Inhibitory cytokine circuits involving transforming growth factor-beta, interferon-gamma, and interleukin-2 in human monocyte activation.

We have previously reported that transforming growth factor-beta 1 (TGF-beta 1) inhibits interleukin-6 (IL-6) induction by IL-2 and IL-1 in fresh human monocytes. We investigated the effects of TGF-beta 1 on the expression of tumoricidal activity induced by IL-2 or interferon-gamma (IFN-gamma) in human monocytes. We showed that TGF-beta 1 specifically inhibited, in a dose-dependent manner, IL-2-induced but not IFN-gamma-induced monocyte tumoricidal activity. The inhibitory effects of TGF-beta 1 on IL-2-activated monocytes were not caused by down-modulation of the IL-2 receptor beta (IL-2R beta) because the treatment of monocytes with IL-2 and TGF-beta 1 increased IL-2R beta mRNA expression.

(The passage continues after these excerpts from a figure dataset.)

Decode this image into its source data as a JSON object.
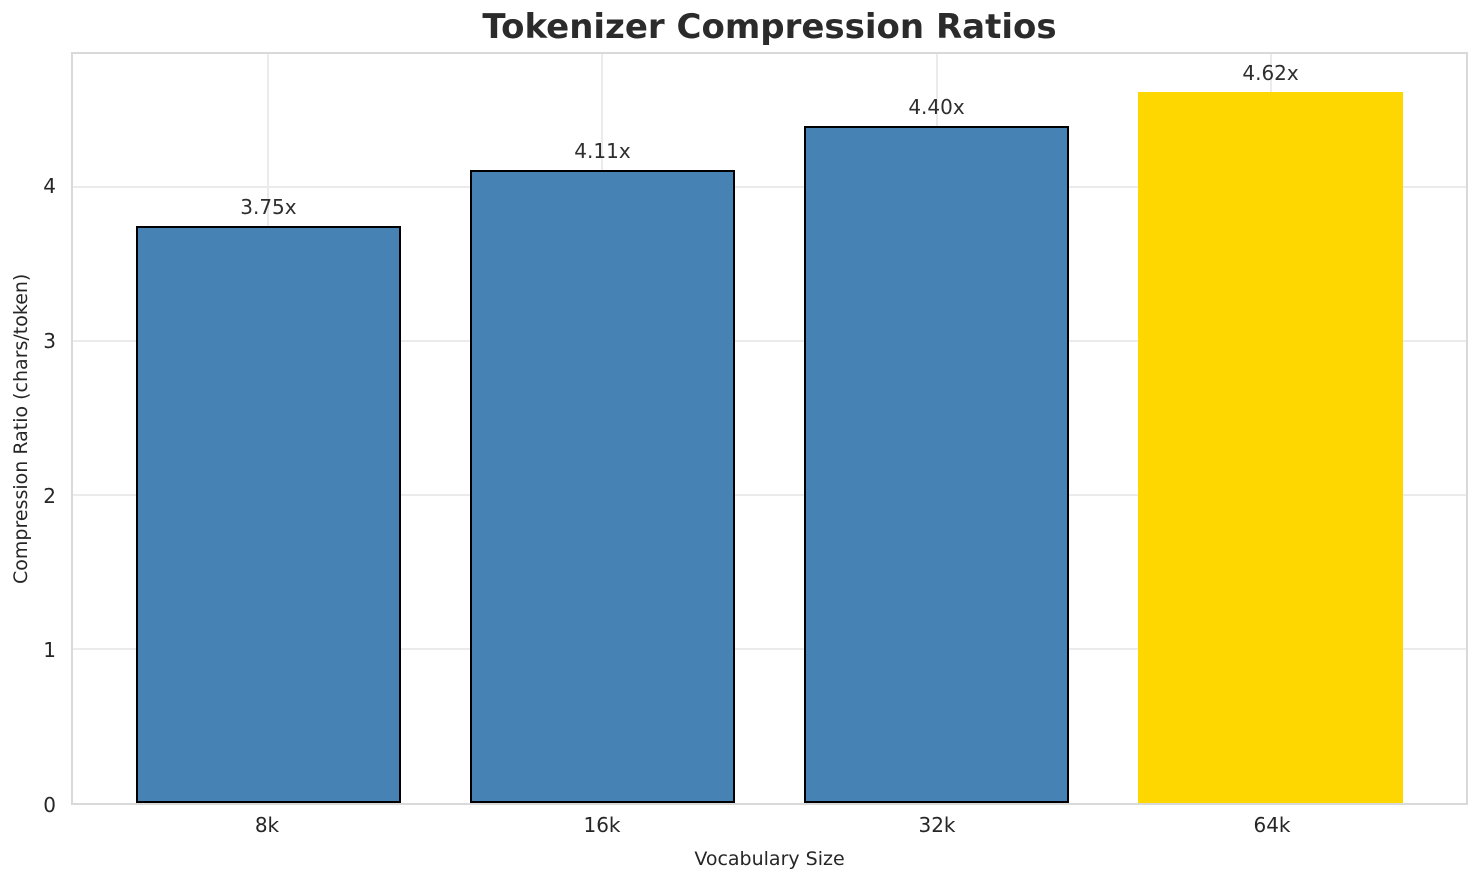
{
  "chart_data": {
    "type": "bar",
    "title": "Tokenizer Compression Ratios",
    "xlabel": "Vocabulary Size",
    "ylabel": "Compression Ratio (chars/token)",
    "categories": [
      "8k",
      "16k",
      "32k",
      "64k"
    ],
    "values": [
      3.75,
      4.11,
      4.4,
      4.62
    ],
    "bar_labels": [
      "3.75x",
      "4.11x",
      "4.40x",
      "4.62x"
    ],
    "yticks": [
      0,
      1,
      2,
      3,
      4
    ],
    "ylim": [
      0,
      4.866
    ],
    "grid": true,
    "legend": "none",
    "bar_colors": [
      "#4682B4",
      "#4682B4",
      "#4682B4",
      "#FFD700"
    ],
    "bar_edge_colors": [
      "#000000",
      "#000000",
      "#000000",
      "#FFD700"
    ],
    "highlighted_category": "64k",
    "colors": {
      "grid": "#ebebeb",
      "spine": "#d9d9d9",
      "text": "#262626",
      "title": "#2b2b2b"
    }
  }
}
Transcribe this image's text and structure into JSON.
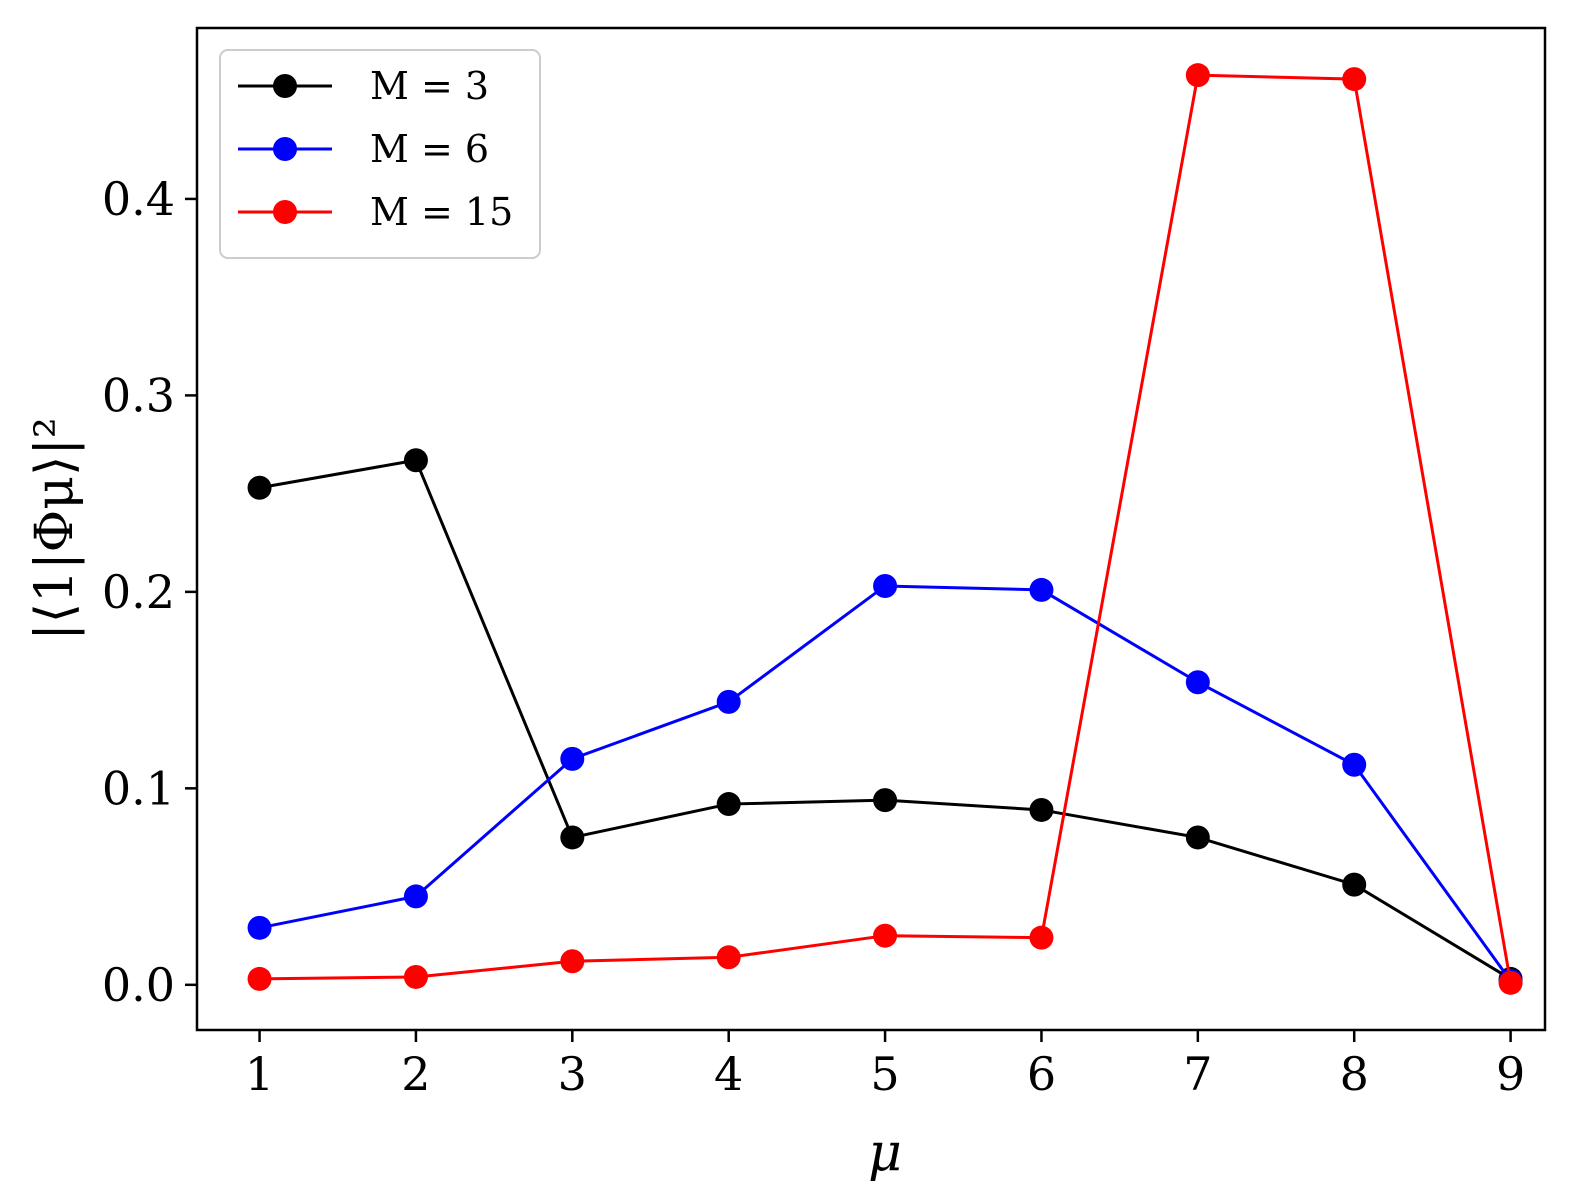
{
  "chart_data": {
    "type": "line",
    "title": "",
    "xlabel": "μ",
    "ylabel": "|⟨1|Φμ⟩|²",
    "x": [
      1,
      2,
      3,
      4,
      5,
      6,
      7,
      8,
      9
    ],
    "xlim": [
      0.6,
      9.22
    ],
    "ylim": [
      -0.023,
      0.487
    ],
    "xticks": [
      1,
      2,
      3,
      4,
      5,
      6,
      7,
      8,
      9
    ],
    "yticks": [
      0.0,
      0.1,
      0.2,
      0.3,
      0.4
    ],
    "ytick_labels": [
      "0.0",
      "0.1",
      "0.2",
      "0.3",
      "0.4"
    ],
    "grid": false,
    "legend_position": "top-left",
    "series": [
      {
        "name": "M = 3",
        "color": "#000000",
        "values": [
          0.253,
          0.267,
          0.075,
          0.092,
          0.094,
          0.089,
          0.075,
          0.051,
          0.003
        ]
      },
      {
        "name": "M = 6",
        "color": "#0000ff",
        "values": [
          0.029,
          0.045,
          0.115,
          0.144,
          0.203,
          0.201,
          0.154,
          0.112,
          0.002
        ]
      },
      {
        "name": "M = 15",
        "color": "#ff0000",
        "values": [
          0.003,
          0.004,
          0.012,
          0.014,
          0.025,
          0.024,
          0.463,
          0.461,
          0.001
        ]
      }
    ]
  }
}
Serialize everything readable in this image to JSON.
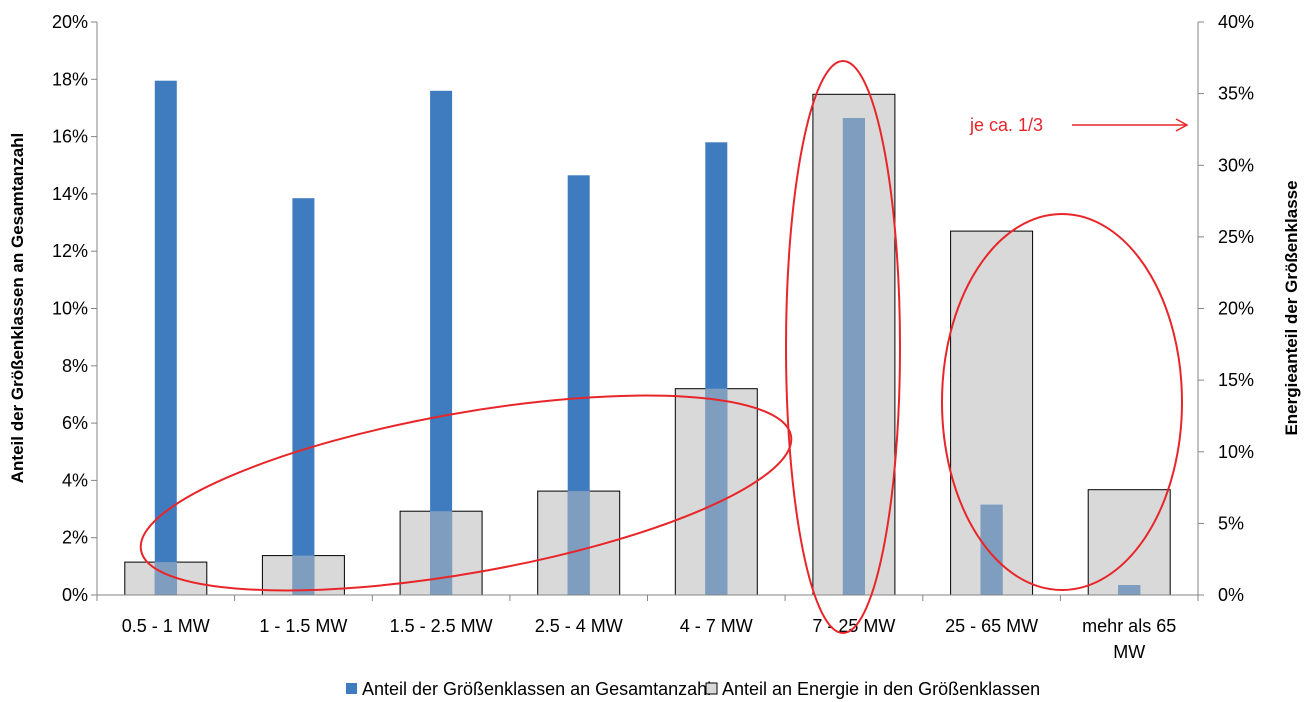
{
  "chart_data": {
    "type": "bar",
    "categories": [
      "0.5 - 1 MW",
      "1 - 1.5 MW",
      "1.5 - 2.5 MW",
      "2.5 - 4 MW",
      "4 - 7 MW",
      "7 - 25 MW",
      "25 - 65 MW",
      "mehr als 65 MW"
    ],
    "series": [
      {
        "name": "Anteil der Größenklassen an Gesamtanzahl",
        "axis": "left",
        "values": [
          17.95,
          13.85,
          17.6,
          14.65,
          15.8,
          16.65,
          3.15,
          0.35
        ],
        "color": "#3f7bbf"
      },
      {
        "name": "Anteil an Energie in den Größenklassen",
        "axis": "right",
        "values": [
          2.3,
          2.75,
          5.85,
          7.25,
          14.4,
          34.95,
          25.4,
          7.35
        ],
        "color": "#d9d9d9"
      }
    ],
    "ylabel": "Anteil der Größenklassen an Gesamtanzahl",
    "y2label": "Energieanteil der Größenklasse",
    "ylim": [
      0,
      20
    ],
    "y2lim": [
      0,
      40
    ],
    "yticks": [
      "0%",
      "2%",
      "4%",
      "6%",
      "8%",
      "10%",
      "12%",
      "14%",
      "16%",
      "18%",
      "20%"
    ],
    "y2ticks": [
      "0%",
      "5%",
      "10%",
      "15%",
      "20%",
      "25%",
      "30%",
      "35%",
      "40%"
    ],
    "legend_position": "bottom",
    "grid": false,
    "annotations": [
      {
        "text": "je ca. 1/3",
        "color": "#e8262a"
      }
    ]
  }
}
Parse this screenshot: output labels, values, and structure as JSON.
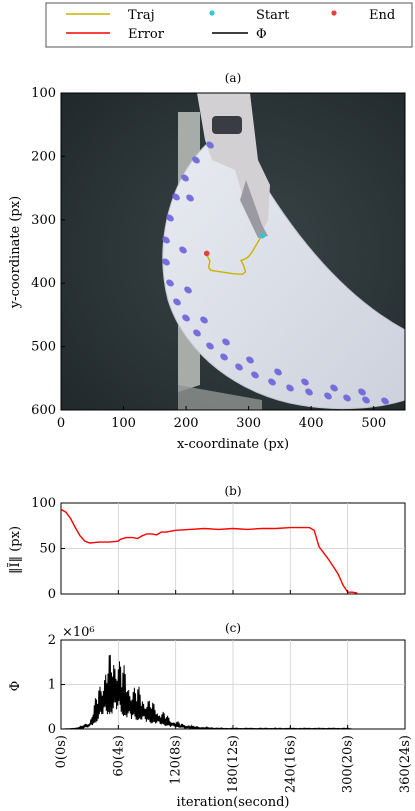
{
  "legend": {
    "items": [
      {
        "label": "Traj",
        "kind": "line",
        "color": "#c8b400"
      },
      {
        "label": "Start",
        "kind": "marker",
        "color": "#33c4d8"
      },
      {
        "label": "End",
        "kind": "marker",
        "color": "#e8403a"
      },
      {
        "label": "Error",
        "kind": "line",
        "color": "#ff0000"
      },
      {
        "label": "Φ",
        "kind": "line",
        "color": "#000000"
      }
    ]
  },
  "captions": {
    "a": "(a)",
    "b": "(b)",
    "c": "(c)"
  },
  "chart_data": [
    {
      "id": "a",
      "type": "scatter",
      "background": "camera frame of robot tool over a white half-disc with blue spots",
      "xlabel": "x-coordinate (px)",
      "ylabel": "y-coordinate (px)",
      "xlim": [
        0,
        550
      ],
      "ylim": [
        100,
        600
      ],
      "y_inverted": true,
      "xticks": [
        0,
        100,
        200,
        300,
        400,
        500
      ],
      "yticks": [
        100,
        200,
        300,
        400,
        500,
        600
      ],
      "series": [
        {
          "name": "Traj",
          "color": "#c8b400",
          "points": [
            [
              233,
              355
            ],
            [
              238,
              365
            ],
            [
              236,
              375
            ],
            [
              240,
              380
            ],
            [
              255,
              382
            ],
            [
              275,
              385
            ],
            [
              290,
              386
            ],
            [
              295,
              382
            ],
            [
              292,
              372
            ],
            [
              288,
              364
            ],
            [
              294,
              362
            ],
            [
              300,
              358
            ],
            [
              306,
              350
            ],
            [
              312,
              340
            ],
            [
              318,
              330
            ],
            [
              322,
              325
            ]
          ]
        },
        {
          "name": "Start",
          "color": "#33c4d8",
          "points": [
            [
              322,
              325
            ]
          ]
        },
        {
          "name": "End",
          "color": "#e8403a",
          "points": [
            [
              233,
              353
            ]
          ]
        }
      ]
    },
    {
      "id": "b",
      "type": "line",
      "ylabel": "‖Ĩ‖ (px)",
      "xlim": [
        0,
        360
      ],
      "ylim": [
        0,
        100
      ],
      "yticks": [
        0,
        50,
        100
      ],
      "grid": true,
      "series": [
        {
          "name": "Error",
          "color": "#ff0000",
          "x": [
            0,
            5,
            10,
            15,
            20,
            25,
            30,
            40,
            50,
            60,
            62,
            68,
            75,
            80,
            85,
            90,
            95,
            100,
            105,
            110,
            120,
            135,
            150,
            165,
            180,
            195,
            210,
            225,
            240,
            250,
            260,
            265,
            270,
            280,
            290,
            295,
            300,
            305,
            310
          ],
          "y": [
            93,
            90,
            83,
            73,
            64,
            58,
            56,
            57,
            57,
            58,
            60,
            62,
            62,
            61,
            64,
            66,
            66,
            65,
            68,
            68,
            70,
            71,
            72,
            71,
            72,
            71,
            72,
            72,
            73,
            73,
            73,
            70,
            52,
            38,
            22,
            10,
            2,
            2,
            1
          ]
        }
      ]
    },
    {
      "id": "c",
      "type": "line",
      "ylabel": "Φ",
      "scale_label": "×10⁶",
      "xlabel": "iteration(second)",
      "xlim": [
        0,
        360
      ],
      "ylim": [
        0,
        2
      ],
      "yticks": [
        0,
        1,
        2
      ],
      "xtick_labels": [
        "0(0s)",
        "60(4s)",
        "120(8s)",
        "180(12s)",
        "240(16s)",
        "300(20s)",
        "360(24s)"
      ],
      "grid": true,
      "series": [
        {
          "name": "Φ",
          "color": "#000000",
          "envelope": {
            "x": [
              0,
              10,
              20,
              30,
              35,
              40,
              45,
              50,
              55,
              60,
              65,
              70,
              75,
              80,
              85,
              90,
              95,
              100,
              105,
              110,
              115,
              120,
              125,
              130,
              140,
              150,
              160,
              170,
              180,
              200,
              220,
              240,
              260,
              280,
              300,
              305
            ],
            "y": [
              0,
              0.01,
              0.05,
              0.2,
              0.6,
              1.1,
              1.5,
              1.7,
              1.8,
              2.0,
              1.5,
              1.2,
              1.1,
              1.0,
              0.9,
              0.75,
              0.65,
              0.55,
              0.45,
              0.35,
              0.25,
              0.2,
              0.15,
              0.1,
              0.06,
              0.04,
              0.03,
              0.02,
              0.02,
              0.02,
              0.02,
              0.02,
              0.02,
              0.02,
              0.02,
              0
            ]
          }
        }
      ]
    }
  ]
}
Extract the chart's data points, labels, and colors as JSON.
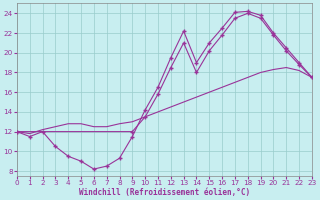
{
  "background_color": "#c8eef0",
  "line_color": "#993399",
  "grid_color": "#99cccc",
  "xlabel": "Windchill (Refroidissement éolien,°C)",
  "xlim": [
    0,
    23
  ],
  "ylim": [
    7.5,
    25.0
  ],
  "yticks": [
    8,
    10,
    12,
    14,
    16,
    18,
    20,
    22,
    24
  ],
  "xticks": [
    0,
    1,
    2,
    3,
    4,
    5,
    6,
    7,
    8,
    9,
    10,
    11,
    12,
    13,
    14,
    15,
    16,
    17,
    18,
    19,
    20,
    21,
    22,
    23
  ],
  "curve1_x": [
    0,
    1,
    2,
    3,
    4,
    5,
    6,
    7,
    8,
    9,
    10,
    11,
    12,
    13,
    14,
    15,
    16,
    17,
    18,
    19,
    20,
    21,
    22,
    23
  ],
  "curve1_y": [
    12.0,
    11.5,
    12.0,
    10.5,
    9.5,
    9.0,
    8.2,
    8.5,
    9.3,
    11.5,
    14.2,
    16.5,
    19.5,
    22.2,
    19.0,
    21.0,
    22.5,
    24.1,
    24.2,
    23.8,
    22.0,
    20.5,
    19.0,
    17.5
  ],
  "curve2_x": [
    0,
    9,
    10,
    11,
    12,
    13,
    14,
    15,
    16,
    17,
    18,
    19,
    20,
    21,
    22,
    23
  ],
  "curve2_y": [
    12.0,
    12.0,
    13.5,
    15.8,
    18.5,
    21.0,
    18.0,
    20.2,
    21.8,
    23.5,
    24.0,
    23.5,
    21.8,
    20.2,
    18.8,
    17.5
  ],
  "curve3_x": [
    0,
    1,
    2,
    3,
    4,
    5,
    6,
    7,
    8,
    9,
    10,
    11,
    12,
    13,
    14,
    15,
    16,
    17,
    18,
    19,
    20,
    21,
    22,
    23
  ],
  "curve3_y": [
    12.0,
    11.8,
    12.2,
    12.5,
    12.8,
    12.8,
    12.5,
    12.5,
    12.8,
    13.0,
    13.5,
    14.0,
    14.5,
    15.0,
    15.5,
    16.0,
    16.5,
    17.0,
    17.5,
    18.0,
    18.3,
    18.5,
    18.2,
    17.5
  ]
}
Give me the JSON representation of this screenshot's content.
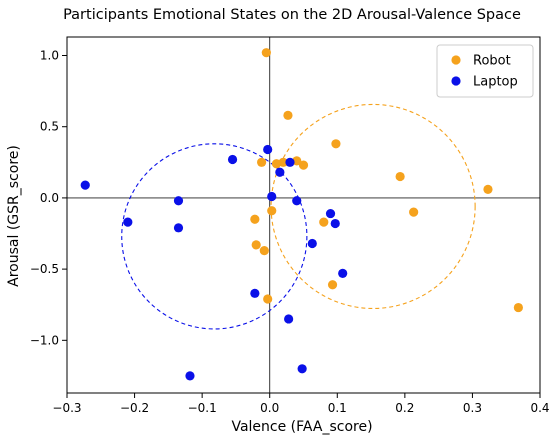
{
  "chart_data": {
    "type": "scatter",
    "title": "Participants Emotional States on the 2D Arousal-Valence Space",
    "xlabel": "Valence (FAA_score)",
    "ylabel": "Arousal (GSR_score)",
    "xlim": [
      -0.3,
      0.4
    ],
    "ylim": [
      -1.37,
      1.13
    ],
    "x_ticks": [
      -0.3,
      -0.2,
      -0.1,
      0.0,
      0.1,
      0.2,
      0.3,
      0.4
    ],
    "x_tick_labels": [
      "−0.3",
      "−0.2",
      "−0.1",
      "0.0",
      "0.1",
      "0.2",
      "0.3",
      "0.4"
    ],
    "y_ticks": [
      -1.0,
      -0.5,
      0.0,
      0.5,
      1.0
    ],
    "y_tick_labels": [
      "−1.0",
      "−0.5",
      "0.0",
      "0.5",
      "1.0"
    ],
    "grid": false,
    "reference_lines": {
      "x": 0,
      "y": 0
    },
    "legend": {
      "placement": "top-right",
      "entries": [
        "Robot",
        "Laptop"
      ]
    },
    "series": [
      {
        "name": "Robot",
        "color": "#f5a21d",
        "points": [
          {
            "x": -0.005,
            "y": 1.02
          },
          {
            "x": 0.027,
            "y": 0.58
          },
          {
            "x": 0.098,
            "y": 0.38
          },
          {
            "x": -0.012,
            "y": 0.25
          },
          {
            "x": 0.01,
            "y": 0.24
          },
          {
            "x": 0.02,
            "y": 0.25
          },
          {
            "x": 0.04,
            "y": 0.26
          },
          {
            "x": 0.05,
            "y": 0.23
          },
          {
            "x": 0.193,
            "y": 0.15
          },
          {
            "x": 0.323,
            "y": 0.06
          },
          {
            "x": 0.003,
            "y": -0.09
          },
          {
            "x": 0.213,
            "y": -0.1
          },
          {
            "x": 0.08,
            "y": -0.17
          },
          {
            "x": -0.022,
            "y": -0.15
          },
          {
            "x": -0.02,
            "y": -0.33
          },
          {
            "x": -0.008,
            "y": -0.37
          },
          {
            "x": 0.093,
            "y": -0.61
          },
          {
            "x": -0.003,
            "y": -0.71
          },
          {
            "x": 0.368,
            "y": -0.77
          }
        ],
        "circle": {
          "cx": 0.153,
          "cy": -0.06,
          "r": 0.151
        }
      },
      {
        "name": "Laptop",
        "color": "#0a10e8",
        "points": [
          {
            "x": -0.273,
            "y": 0.09
          },
          {
            "x": -0.055,
            "y": 0.27
          },
          {
            "x": -0.003,
            "y": 0.34
          },
          {
            "x": 0.015,
            "y": 0.18
          },
          {
            "x": 0.03,
            "y": 0.25
          },
          {
            "x": 0.003,
            "y": 0.01
          },
          {
            "x": 0.04,
            "y": -0.02
          },
          {
            "x": -0.135,
            "y": -0.02
          },
          {
            "x": -0.21,
            "y": -0.17
          },
          {
            "x": -0.135,
            "y": -0.21
          },
          {
            "x": 0.09,
            "y": -0.11
          },
          {
            "x": 0.097,
            "y": -0.18
          },
          {
            "x": 0.063,
            "y": -0.32
          },
          {
            "x": 0.108,
            "y": -0.53
          },
          {
            "x": -0.022,
            "y": -0.67
          },
          {
            "x": 0.028,
            "y": -0.85
          },
          {
            "x": 0.048,
            "y": -1.2
          },
          {
            "x": -0.118,
            "y": -1.25
          }
        ],
        "circle": {
          "cx": -0.082,
          "cy": -0.27,
          "r": 0.137
        }
      }
    ]
  }
}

However, we found that TGF-beta 1 down-modulated IL-2-induced IL-2R gamma mRNA, which may be responsible for the TGF-beta 1 inhibition of monocyte activation by IL-2. The resistance of the IFN-gamma-induced activation to the inhibitory effects of TGF-beta 1 could be caused by the ability of IFN-gamma to decrease TGF-beta 1 receptor expression, as shown by cross-linking experiments. Overall, these results showed that TGF-beta 1 is a powerful inhibitor of IL-2- but not of IFN-gamma-induced activation of monocytes to a cytotoxic stage. This differential effect may be attributed to modulation of cytokine receptor expression.